All of that, combined with a pass rush that set an early, terroristic tone, turned an expected drama into a farce. It also undoubtedly caught the attention of skeptics who have tut-tutted for weeks now about how the Eagles assembled talent in the offseason but did not assemble a team, and about how there was no way so much roster turnover, combined with so much turnover on the coaching staff, could ever have resulted in the kind of expectations that the Eagles carried into Opening Day.

"Like I've been saying from the beginning: new d-coordinator, new faces on defense, new system," Samuel said. "Everybody's just learning everything and jelling together. It seems like it's going pretty well."

Up until now, all of the conversation has been just that: conversation - the Dream Team stuff, the snap-back against the Dream Team stuff, all of it. What we are left with is a team struggling to make up an early deficit, yes, but also a team with a lot of ability that is continuing to blossom. It has been good all year on offense, really, except for turnovers. It started coming together defensively 2 1/2 games ago, during the loss at Buffalo.

This is the result.

The question: How much of it can the Eagles sustain?

"You can't just say everything is fixed, like that," Samuel warned, in a cautious moment. "We just had one good game. What do we have, nine more left? We've got a lot of football left. We'll see different offenses, different teams. It's definitely going to be a challenge, week in and week out."

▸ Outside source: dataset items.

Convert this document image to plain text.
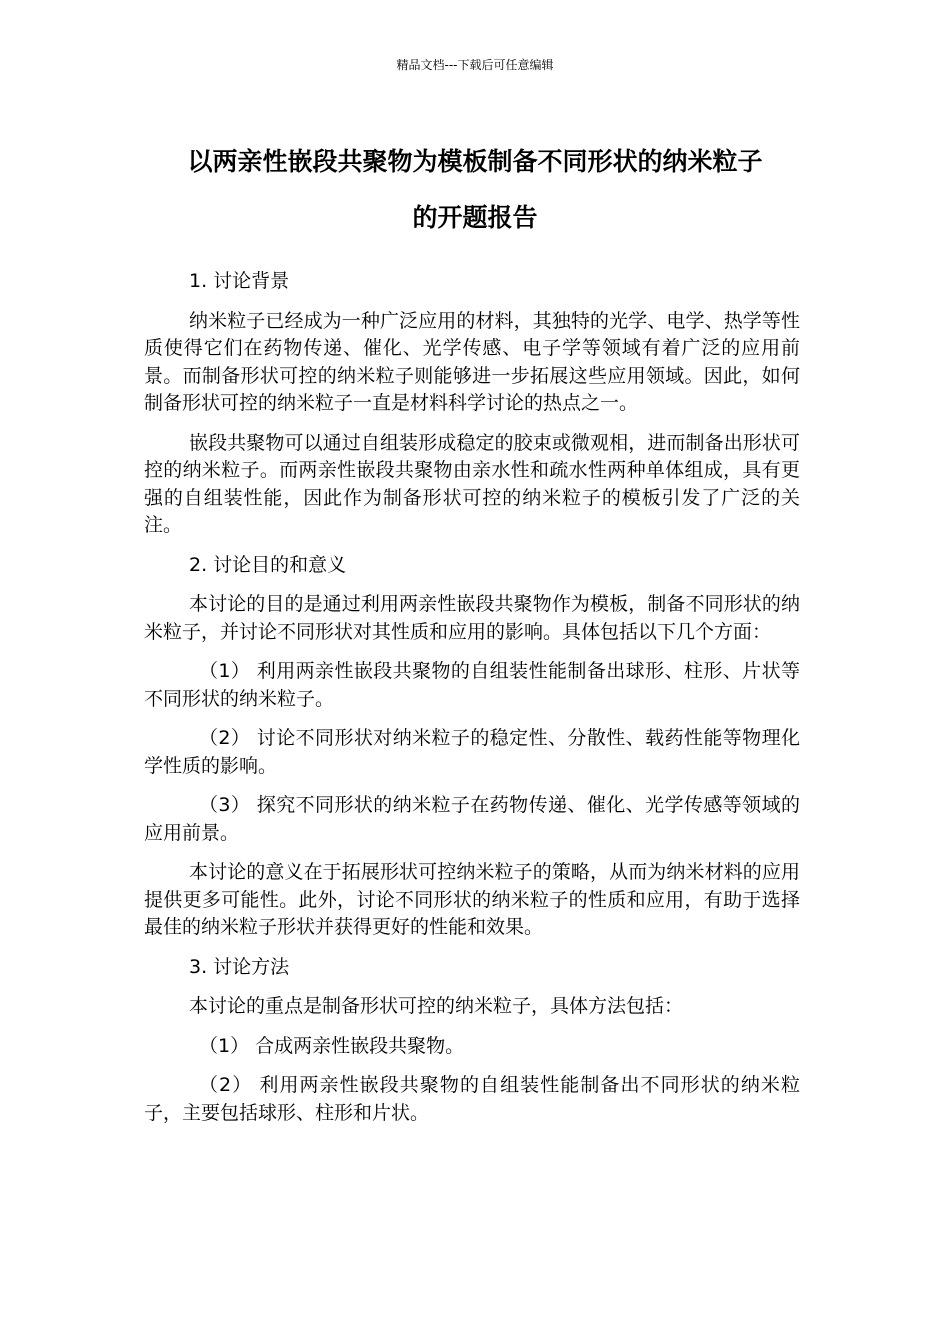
精品文档---下载后可任意编辑
以两亲性嵌段共聚物为模板制备不同形状的纳米粒子
的开题报告

1. 讨论背景

纳米粒子已经成为一种广泛应用的材料，其独特的光学、电学、热学等性质使得它们在药物传递、催化、光学传感、电子学等领域有着广泛的应用前景。而制备形状可控的纳米粒子则能够进一步拓展这些应用领域。因此，如何制备形状可控的纳米粒子一直是材料科学讨论的热点之一。

嵌段共聚物可以通过自组装形成稳定的胶束或微观相，进而制备出形状可控的纳米粒子。而两亲性嵌段共聚物由亲水性和疏水性两种单体组成，具有更强的自组装性能，因此作为制备形状可控的纳米粒子的模板引发了广泛的关注。

2. 讨论目的和意义

本讨论的目的是通过利用两亲性嵌段共聚物作为模板，制备不同形状的纳米粒子，并讨论不同形状对其性质和应用的影响。具体包括以下几个方面：

（1） 利用两亲性嵌段共聚物的自组装性能制备出球形、柱形、片状等不同形状的纳米粒子。

（2） 讨论不同形状对纳米粒子的稳定性、分散性、载药性能等物理化学性质的影响。

（3） 探究不同形状的纳米粒子在药物传递、催化、光学传感等领域的应用前景。

本讨论的意义在于拓展形状可控纳米粒子的策略，从而为纳米材料的应用提供更多可能性。此外，讨论不同形状的纳米粒子的性质和应用，有助于选择最佳的纳米粒子形状并获得更好的性能和效果。

3. 讨论方法

本讨论的重点是制备形状可控的纳米粒子，具体方法包括：

（1） 合成两亲性嵌段共聚物。

（2） 利用两亲性嵌段共聚物的自组装性能制备出不同形状的纳米粒子，主要包括球形、柱形和片状。
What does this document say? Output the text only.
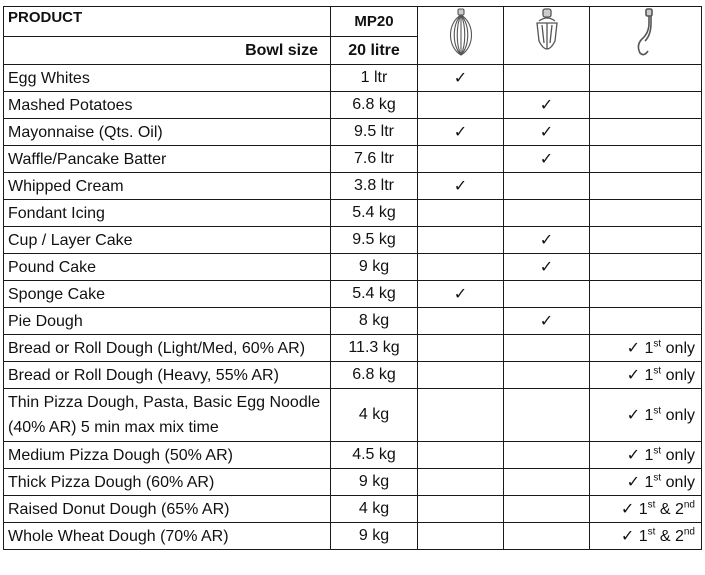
PRODUCT	MP20			
Bowl size	20 litre			
Egg Whites	1 ltr	✓		
Mashed Potatoes	6.8 kg		✓	
Mayonnaise (Qts. Oil)	9.5 ltr	✓	✓	
Waffle/Pancake Batter	7.6 ltr		✓	
Whipped Cream	3.8 ltr	✓		
Fondant Icing	5.4 kg			
Cup / Layer Cake	9.5 kg		✓	
Pound Cake	9 kg		✓	
Sponge Cake	5.4 kg	✓		
Pie Dough	8 kg		✓	
Bread or Roll Dough (Light/Med, 60% AR)	11.3 kg			✓ 1st only
Bread or Roll Dough (Heavy, 55% AR)	6.8 kg			✓ 1st only
Thin Pizza Dough, Pasta, Basic Egg Noodle (40% AR) 5 min max mix time	4 kg			✓ 1st only
Medium Pizza Dough (50% AR)	4.5 kg			✓ 1st only
Thick Pizza Dough (60% AR)	9 kg			✓ 1st only
Raised Donut Dough (65% AR)	4 kg			✓ 1st & 2nd
Whole Wheat Dough (70% AR)	9 kg			✓ 1st & 2nd
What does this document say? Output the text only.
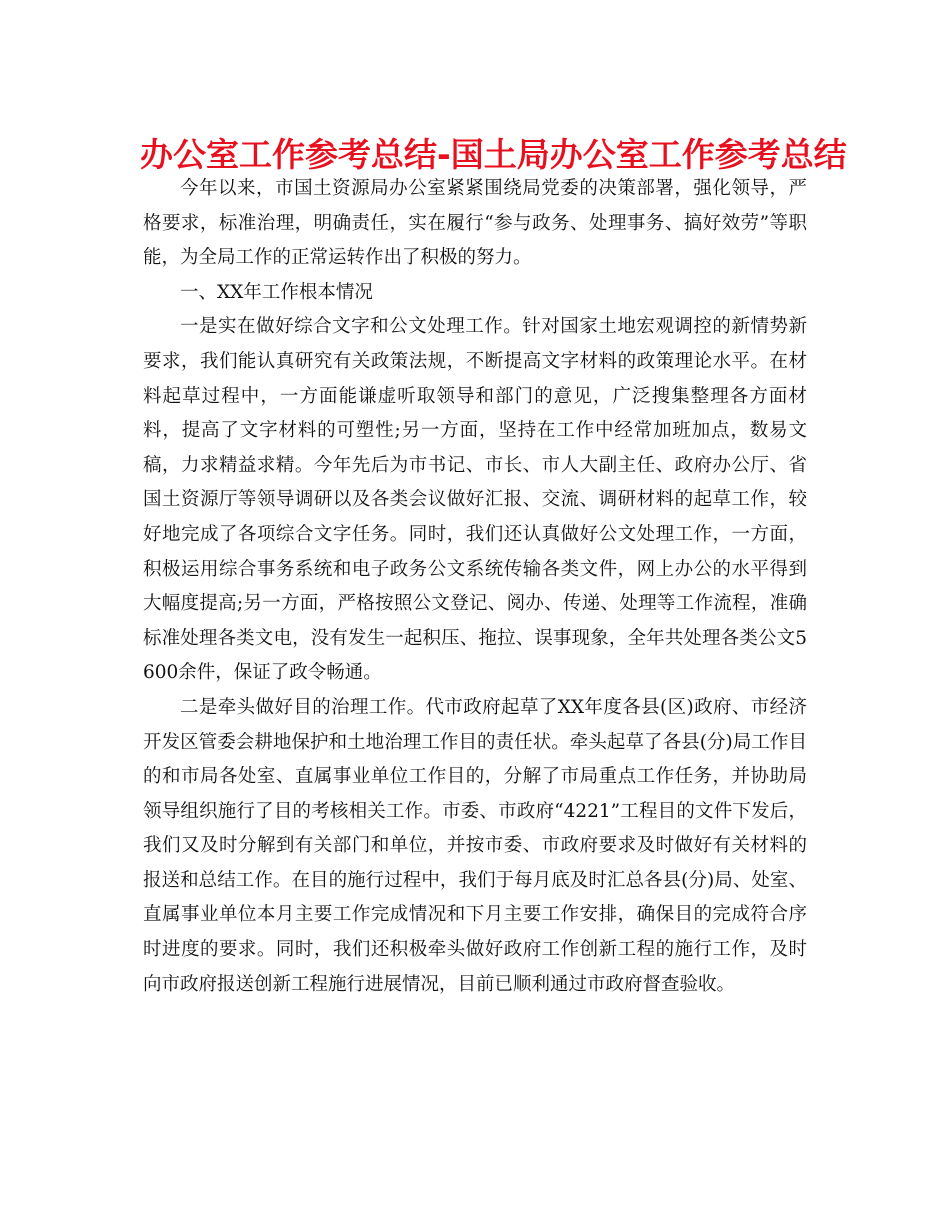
办公室工作参考总结-国土局办公室工作参考总结

今年以来，市国土资源局办公室紧紧围绕局党委的决策部署，强化领导，严格要求，标准治理，明确责任，实在履行“参与政务、处理事务、搞好效劳”等职能，为全局工作的正常运转作出了积极的努力。

一、XX年工作根本情况

一是实在做好综合文字和公文处理工作。针对国家土地宏观调控的新情势新要求，我们能认真研究有关政策法规，不断提高文字材料的政策理论水平。在材料起草过程中，一方面能谦虚听取领导和部门的意见，广泛搜集整理各方面材料，提高了文字材料的可塑性;另一方面，坚持在工作中经常加班加点，数易文稿，力求精益求精。今年先后为市书记、市长、市人大副主任、政府办公厅、省国土资源厅等领导调研以及各类会议做好汇报、交流、调研材料的起草工作，较好地完成了各项综合文字任务。同时，我们还认真做好公文处理工作，一方面，积极运用综合事务系统和电子政务公文系统传输各类文件，网上办公的水平得到大幅度提高;另一方面，严格按照公文登记、阅办、传递、处理等工作流程，准确标准处理各类文电，没有发生一起积压、拖拉、误事现象，全年共处理各类公文5600余件，保证了政令畅通。

二是牵头做好目的治理工作。代市政府起草了XX年度各县(区)政府、市经济开发区管委会耕地保护和土地治理工作目的责任状。牵头起草了各县(分)局工作目的和市局各处室、直属事业单位工作目的，分解了市局重点工作任务，并协助局领导组织施行了目的考核相关工作。市委、市政府“4221”工程目的文件下发后，我们又及时分解到有关部门和单位，并按市委、市政府要求及时做好有关材料的报送和总结工作。在目的施行过程中，我们于每月底及时汇总各县(分)局、处室、直属事业单位本月主要工作完成情况和下月主要工作安排，确保目的完成符合序时进度的要求。同时，我们还积极牵头做好政府工作创新工程的施行工作，及时向市政府报送创新工程施行进展情况，目前已顺利通过市政府督查验收。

The NFC East has been reduced to this: The Giants are 5-2 and the Eagles, Cowboys and Redskins are all 3-4. Watching the events of the day - the Giants surviving at home against the winless Dolphins, the Redskins getting shut out by the Bills, the Cowboys getting obliterated by the Eagles - it is not hard to envision this: four teams, with four knives, locked in a room with a hearty "good luck" and the expectation that only one of them will emerge.

But which?

The Eagles, for the first time in a while, looked like a team with a chance to do just that. If this did not get the attention of the rest of the league, nothing will. What the Eagles did in this game, more than anything, is demonstrate to the world how good they can be.

Yes, they're back. The next few weeks will tell us if they showed up in time.